BAPTISM-ADDRESS TO PARENTS.
Train up a child in the way he should go, and when he is old he will not depart from it.
CHRISTIAN FRIENDS-By this early initiation of your infant offspring into the christian community, you have made a solemn and explicit profession of your own faith in the christian religion; and you have virtually assumed a most serious responsibility, and have laid or rather acknowledged yourselves under the most important obligations.
The solemn profession of your belief in the christian religion upon the birth of a child, and when you thus enter your offspring as members of that holy community of which Christ is the head, takes place in circumstances peculiarly interesting and impressive. It reminds christian parents that the promise is made to them and to their children; and it excites their desires, and stimulates their exertions, to train them up in the same principles and views, to form them to the same character, and to animate them with the same hopes, which are the sources of their own best peace and consolation in their passage through life.
You cannot but be anxious, my christian friends, for the future welfare and success of your rising offspring. You oft dart a solicitous eye through the vale of distant years; and the natural wish of the fond parental bosom is, that their lot in life may be safe, honourable and happy. But there is one wish which lies nearer to the heart than all the rest; and that is, that they may be wise and good; that they may fear God and keep his commandments; that they may not only profess but practice the religion of Christ that so you may look forward with joyful expectation to a happy interview with them at the day of Christ; and to the everlasting enjoyment of their society, with that of all the virtuous and the wise of all ages, in a state of perfect and uninterrupted purity, harmony, and felicity when the world and all its concerns shall have passed away as a vision of the night.

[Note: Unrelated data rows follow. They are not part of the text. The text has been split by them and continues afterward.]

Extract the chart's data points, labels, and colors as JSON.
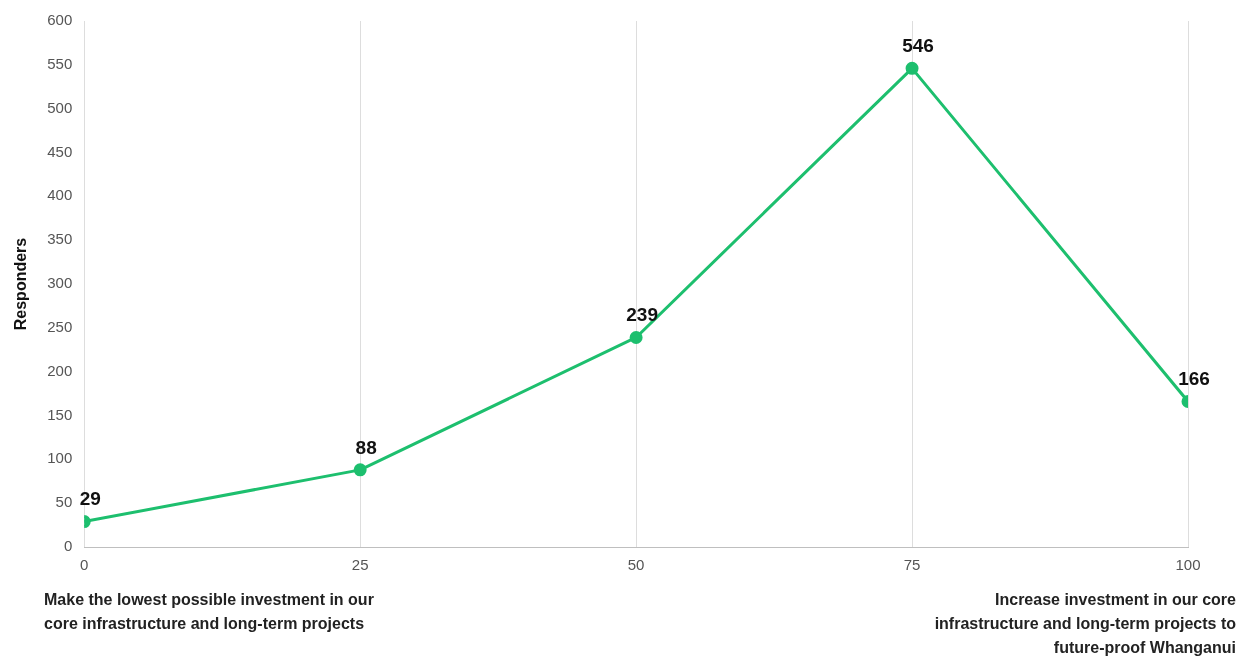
{
  "chart_data": {
    "type": "line",
    "ylabel": "Responders",
    "x": [
      0,
      25,
      50,
      75,
      100
    ],
    "series": [
      {
        "color": "#1dbf6e",
        "values": [
          29,
          88,
          239,
          546,
          166
        ]
      }
    ],
    "xlim": [
      0,
      100
    ],
    "xticks": [
      0,
      25,
      50,
      75,
      100
    ],
    "ylim": [
      0,
      600
    ],
    "yticks": [
      0,
      50,
      100,
      150,
      200,
      250,
      300,
      350,
      400,
      450,
      500,
      550,
      600
    ],
    "grid": "x",
    "legend": false,
    "marker": "circle",
    "line_style": "solid",
    "data_labels": true,
    "annotations": [
      "Make the lowest possible investment in our core infrastructure and long-term projects",
      "Increase investment in our core infrastructure and long-term projects to future-proof Whanganui"
    ]
  }
}
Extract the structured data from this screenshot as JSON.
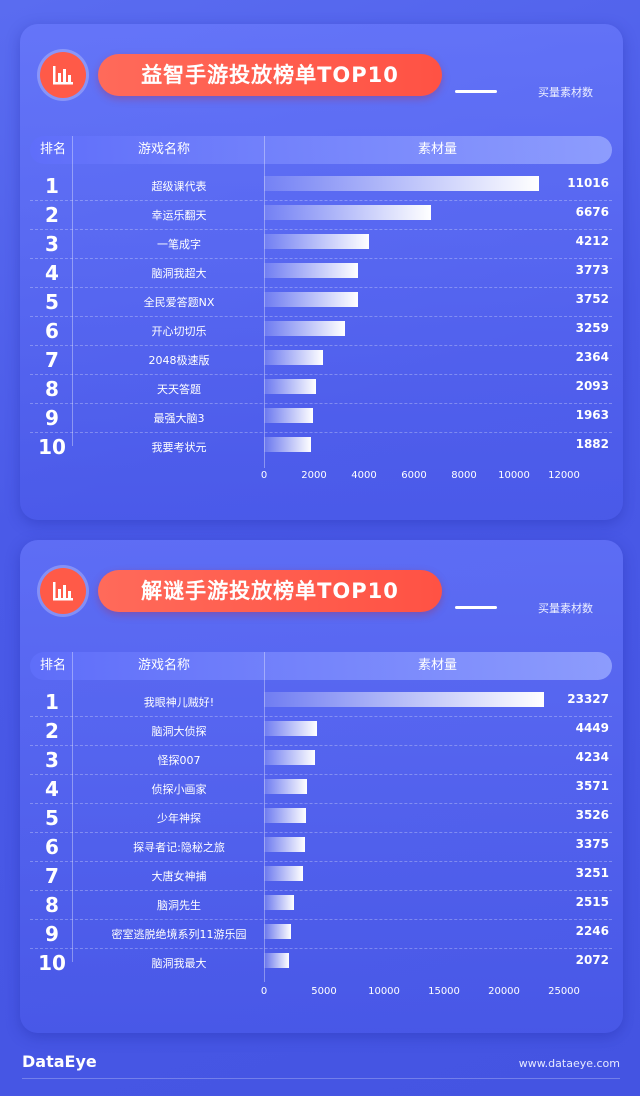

For this truly blessed and glorious hope, the christian revelation lays a sure foundation. And these interesting and momentous considerations will induce you to train up your children in the love of truth, virtue, and piety. Permit me to observe, that it is a great and serious charge which is committed to your trust. Of this important trust you will be solicitous to render a faithful account.Nothing can be done without exertion. But from judicious instruction, from faithful admonition, from mild and salutary discipline, from good example and fervent prayer for the divine blessing, nothing is too much to be expected. The human heart is susceptible naturally; it easily yields to the plastic hand. The human character, upon which peace and happiness depend, is the sure result of education and discipline, and of early impressions and associations :"Train up a child in the way he should go, and when he is old he will not depart from it."
What an encouragement to diligent and persevering exertion! The seed which is sown with care and skill, and watched and watered with assiduous attention, though it may for a time seem buried in the dust, will in the end rise and flourish, and produce a copious harvest, which will be the joy and crown of your advancing years. "Therefore, let us not be weary in well doing, for in due season we shall reap if we faint not."